P: ¿A qué retos se enfrentan los jóvenes europeos?
R: Yo creo que, si miramos en forma global, tenemos un riesgo enorme de que el desencanto de la mayoría de jóvenes en Europa porque hay más precariedad laboral, peores servicios públicos, peores derechos, etc; sea canalizado por fuerzas racistas, fascistas, xenófobas, como está pasando en muchísimos países. Tenemos que canalizarlo hacia una sociedad más justa y no hacia una más autoritaria y más discriminatoria.

  • ¿Cómo pueden, como fuerza política, enfrentarse a ese auge de antieuropeísmo, antinmigración y fascismo que empiezan a despertar en países como Italia, donde en las últimas elecciones pegaron un subidón?
    En muchos países como Italia, Francia, Grecia, las opciones fascistas o neofascistas están surgiendo, con diferencias, pero todas en mismo marco común. Aquí, en España, conseguimos plantear el conflicto como realmente es: una serie de gente, mayoritaria en esta sociedad, independientemente de nuestra raza, nuestra condición legal, que vivimos las mismas condiciones de vida por culpa de unas clases sociales que viven a costa de nuestro trabajo. Ese ha sido el elemento diferenciador que ha hecho que aquí la frustración política y económica salga por una salida que plantee una sociedad más justa y no expulsar a una parte de la sociedad, que es lo que está pasando en Italia y en Francia. Yo creo que debemos seguir ahondando en ese discurso, en plantear que el problema no es una lucha del último contra el penúltimo sino una lucha de los de arriba contra los de abajo.
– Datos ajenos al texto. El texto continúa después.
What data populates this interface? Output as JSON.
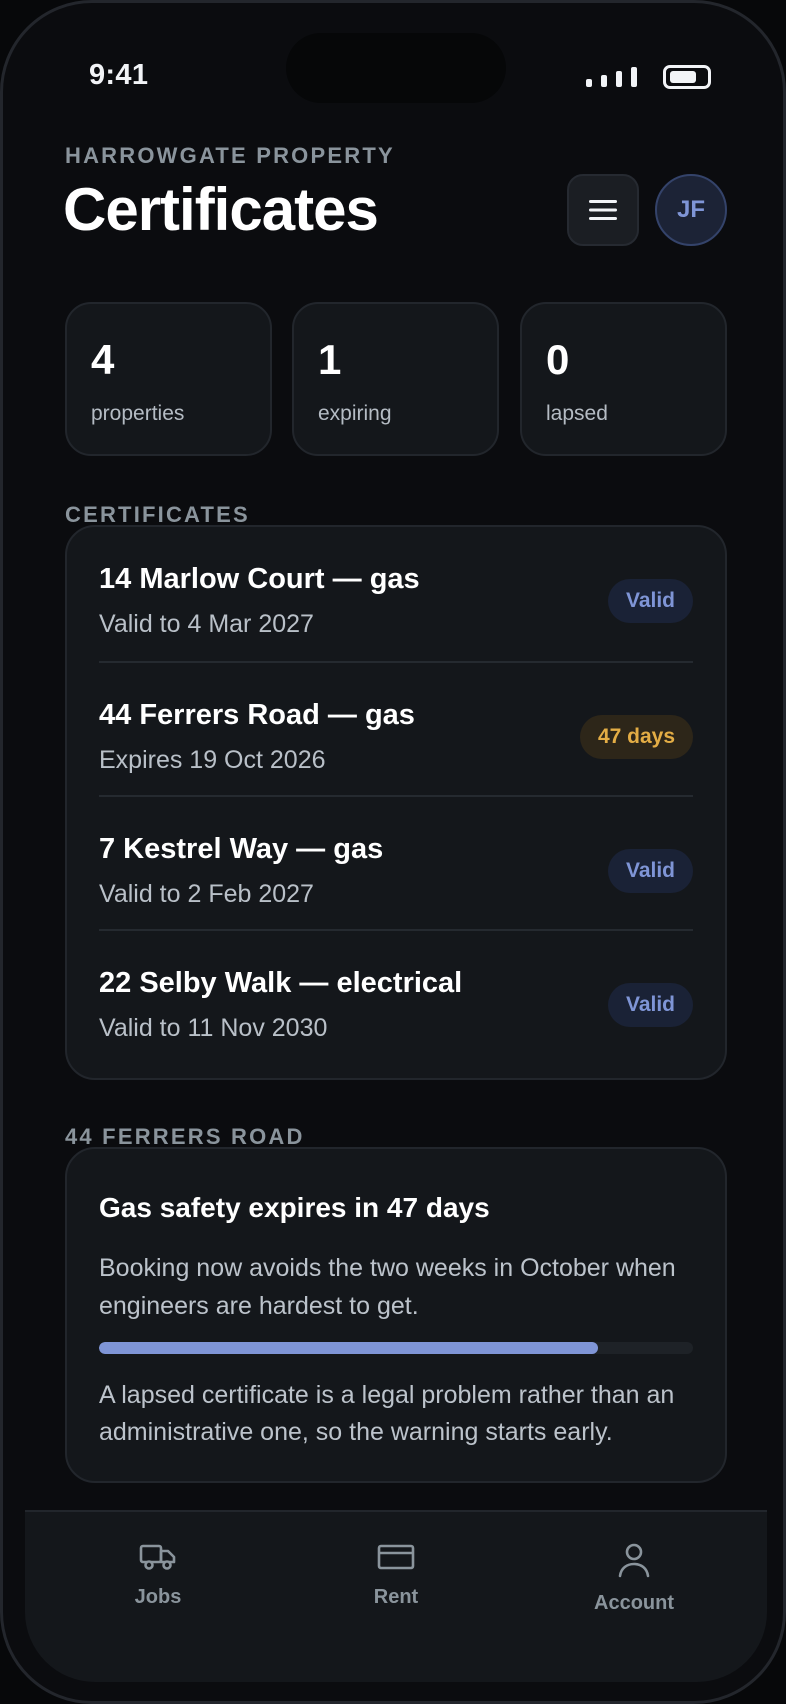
{
  "status_bar": {
    "time": "9:41"
  },
  "header": {
    "eyebrow": "HARROWGATE PROPERTY",
    "title": "Certificates",
    "avatar_initials": "JF"
  },
  "stats": [
    {
      "value": "4",
      "label": "properties"
    },
    {
      "value": "1",
      "label": "expiring"
    },
    {
      "value": "0",
      "label": "lapsed"
    }
  ],
  "certificates_section": {
    "label": "CERTIFICATES",
    "items": [
      {
        "name": "14 Marlow Court — gas",
        "detail": "Valid to 4 Mar 2027",
        "badge": "Valid",
        "status": "valid"
      },
      {
        "name": "44 Ferrers Road — gas",
        "detail": "Expires 19 Oct 2026",
        "badge": "47 days",
        "status": "warn"
      },
      {
        "name": "7 Kestrel Way — gas",
        "detail": "Valid to 2 Feb 2027",
        "badge": "Valid",
        "status": "valid"
      },
      {
        "name": "22 Selby Walk — electrical",
        "detail": "Valid to 11 Nov 2030",
        "badge": "Valid",
        "status": "valid"
      }
    ]
  },
  "alert_section": {
    "label": "44 FERRERS ROAD",
    "title": "Gas safety expires in 47 days",
    "body": "Booking now avoids the two weeks in October when engineers are hardest to get.",
    "progress": 0.84,
    "note": "A lapsed certificate is a legal problem rather than an administrative one, so the warning starts early."
  },
  "tab_bar": {
    "tabs": [
      {
        "label": "Jobs",
        "icon": "truck-icon"
      },
      {
        "label": "Rent",
        "icon": "card-icon"
      },
      {
        "label": "Account",
        "icon": "person-icon"
      }
    ]
  },
  "colors": {
    "accent": "#7f95d6",
    "warning": "#e3ad45",
    "background": "#0b0c0f",
    "card": "#14171b"
  }
}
P: ¿Cómo cree que se percibe a Podemos desde la juventud?
R: Una enorme parte de los jóvenes que ven a Podemos positivamente, pero es mayoritario que Podemos es una opción, la mejor opción a votar cada cuatro años. Yo creo que nosotros debemos ser un movimiento más compartido y para eso hace falta que nuestra gente esté construyendo los movimientos juveniles que se dan en la actualidad. Si no hacemos eso, cada vez más gente nos verá como un partido más.

P:¿Dónde se ve José Ignacio García dentro de unos años?
R: Yo soy militante de una forma de ver el mundo, y cambiarlo por un mundo más justo. Eso lo voy a seguir haciendo siempre en herramientas electorales en algún momento o en movimientos sociales o en espacios políticos en los que haga falta. Lo importante no es el espacio en el que me organice para conseguir el objetivo, sino el objetivo de crear una sociedad más justa.